This section is from the book "Symposium Phenomena Of The Tumor Viruses", by U.S. Dept. of Health. Also available from Amazon: Tumor Suppressing Viruses, Genes, and Drugs: Innovative Cancer Therapy Approaches.
Light microscope studies of leukemic tissues do not indicate any pathological alterations of megakaryocytes. These giant cells appear normal in structure and in frequency and apparently do not participate in the leukemic proliferation. Nevertheless, electron microscopy demonstrates the viruses in a suprisingly large number of megakaryocytes (fig. 5), the cells being frequently overloaded with viruses morphologically identical to those at the surface of the leukemic cells. The only particularity of the viruses observed is megakaryocytes is the frequent occurrence of dumbbell or chainlet profiles corresponding to the continuity of the outer virus membrane of several viruses.
This observation probably means that the virus may multiply in a cell that is not necessarily leukemic. In the megakaryocyte, the viruses are not found at the periphery of the cell, but within cytoplasmic vacuoles. It is believed, however, that these vacuoles are derived from the endoplasmic reticulum, and that consequently their membranes could be related to the cell membranes. These vacuoles are therefore equivalent to extracellular spaces, and the particular case of megakaryocytes is not in contradiction to the statement that Swiss mouse leukemia virus is always found outside the cell or at the cell surface.

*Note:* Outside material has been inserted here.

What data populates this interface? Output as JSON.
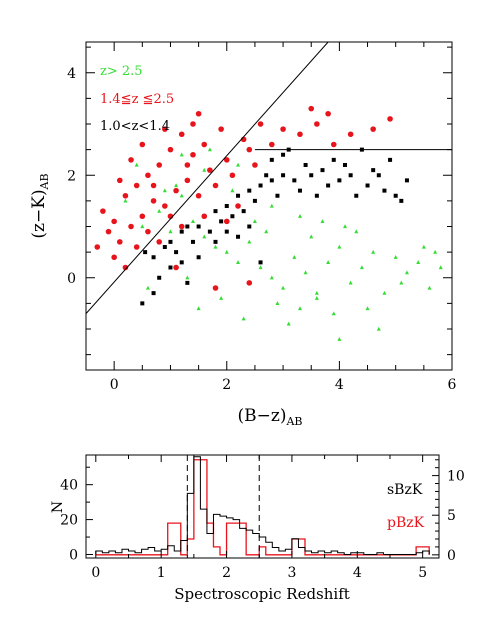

The hypothesis that the localization of the viruses within megakaryocytes might be the result of the phagocytic activity of these cells does not hold for two reasons: (1) Classical light microscopy studies have demonstrated the absence of phagocytic activity in megakaryocytes (8), and (2) incomplete viruses were observed budding from the membranes limiting the cytoplasmic vacuoles of the megakaryocyte, which showed once more how closely the cell membrane and the endoplasmic reticulum membranes are related.
Despite the fact that the viruses are budding at the surface of leukemic cells, it has not thus far been possible to identify positively any earlier step in the virus cycle. Before the tiny bulge at the cell membranes is demonstrable, there must be another part of the virus cycle not observable with our present morphologic techniques. In leukemic cells, the Golgi zone is frequently large and presents numerous vacuoles, but no relationship between these Golgi structures and the earlier steps of virus development has been established. In two cases, however, a large vesicle beneath a budding virus was seen. Such a rare observation is, of course, of questionable value, but it is noteworthy that a similar phenomenon was seen by Benedetti and Bernhard (9) in their study of chicken leukosis.
Lead hydroxide staining does not seem to have a cytochemical specificity but, as already mentioned, it has a maximum affinity for the inner virus shell comparable in intensity to that for RNP granules. In an attempt to demonstrate whether or not ribonucleic acid is present in the virus, and with the observations of Epstein (10) in mind,
RNase digestion was used on material fixed with permanganate and embedded in Araldite. So far the results have been entirely negative. Although leukemic specimens embedded in Araldite are useful for low-magnification studies, it is known that the recognition of RNP granules in such permanganate-fixed material is difficult. Unfortunately, this was also true for the virus. It was therefore necessary to devise another technique: After the specimen had been fixed in buffered formalin, it was subjected to RNase digestion. It was then fixed a second time in osmium tetroxide before being embedded in methacrylate.
After this procedure the RNP granules seemed to disintegrate, even though the fixation was poor. The viruses, however, appeared resistant to RNase digestion under these experimental conditions and retained a normal structure. This may be related to the nature of the outer virus shell and is being investigated further.